L'invention concerne un procédé et un appareil de récupération d'éthane, d'éthylène, de propane et d'hydrocarbures plus lourds à partir d'un flux de gaz naturel liquéfié (GNL). Le flux d'alimentation GNL (41) est divisé en deux parties (42,43). La première partie (42) est introduite dans une colonne de fractionnement au niveau d'un point d'alimentation intermédiaire supérieur de la colonne. La deuxième partie (43) est dirigée pour établir un échange thermique (12) avec un flux de distillation plus chaud (48) montant des étages de fractionnement de la colonne, ce qui permet de chauffer partiellement la dernière partie de flux d'alimentation GNL et de condenser partiellement le flux de distillation (48b). Le flux de distillation condensé est divisé en un flux de produit GNL « pauvre » (52a) et en un courant de reflux (53); le courant de reflux étant introduit dans la colonne en une position d'alimentation supérieure de la colonne.
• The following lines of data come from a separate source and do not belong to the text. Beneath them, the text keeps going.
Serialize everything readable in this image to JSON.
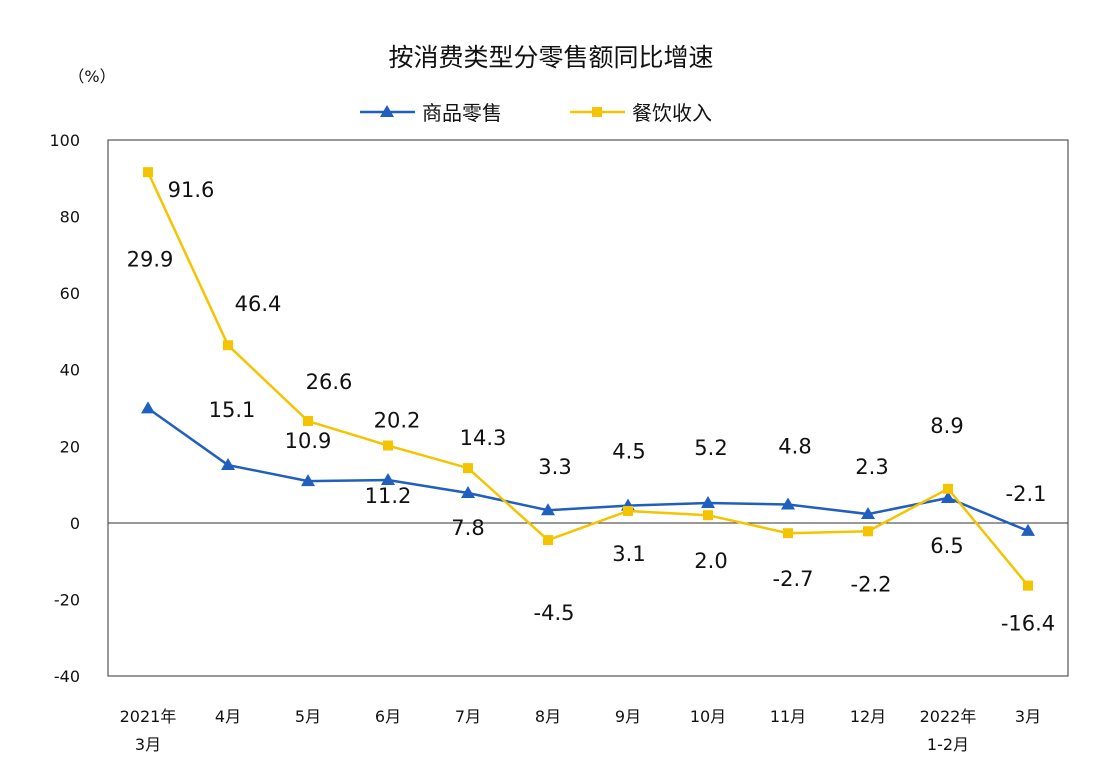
{
  "chart_data": {
    "type": "line",
    "title": "按消费类型分零售额同比增速",
    "ylabel": "（%）",
    "ylim": [
      -40,
      100
    ],
    "yticks": [
      "100",
      "80",
      "60",
      "40",
      "20",
      "0",
      "-20",
      "-40"
    ],
    "ytick_values": [
      100,
      80,
      60,
      40,
      20,
      0,
      -20,
      -40
    ],
    "grid": false,
    "legend_position": "top",
    "categories": [
      [
        "2021年",
        "3月"
      ],
      [
        "4月"
      ],
      [
        "5月"
      ],
      [
        "6月"
      ],
      [
        "7月"
      ],
      [
        "8月"
      ],
      [
        "9月"
      ],
      [
        "10月"
      ],
      [
        "11月"
      ],
      [
        "12月"
      ],
      [
        "2022年",
        "1-2月"
      ],
      [
        "3月"
      ]
    ],
    "series": [
      {
        "name": "商品零售",
        "color": "#1f5fc0",
        "marker": "triangle",
        "values": [
          29.9,
          15.1,
          10.9,
          11.2,
          7.8,
          3.3,
          4.5,
          5.2,
          4.8,
          2.3,
          6.5,
          -2.1
        ]
      },
      {
        "name": "餐饮收入",
        "color": "#f5c400",
        "marker": "square",
        "values": [
          91.6,
          46.4,
          26.6,
          20.2,
          14.3,
          -4.5,
          3.1,
          2.0,
          -2.7,
          -2.2,
          8.9,
          -16.4
        ]
      }
    ]
  }
}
La partie partiellement chauffée (43a) du flux d'alimentation GNL est ensuite chauffée (13) à des fins de vaporisation partielle ou totale, puis est introduite dans la colonne à un position d'alimentation intermédiaire inférieure de la colonne.
EP05856782A 2004-07-01 2005-06-03 Traitement de gaz naturel liquefie Withdrawn EP1771694A1 (fr)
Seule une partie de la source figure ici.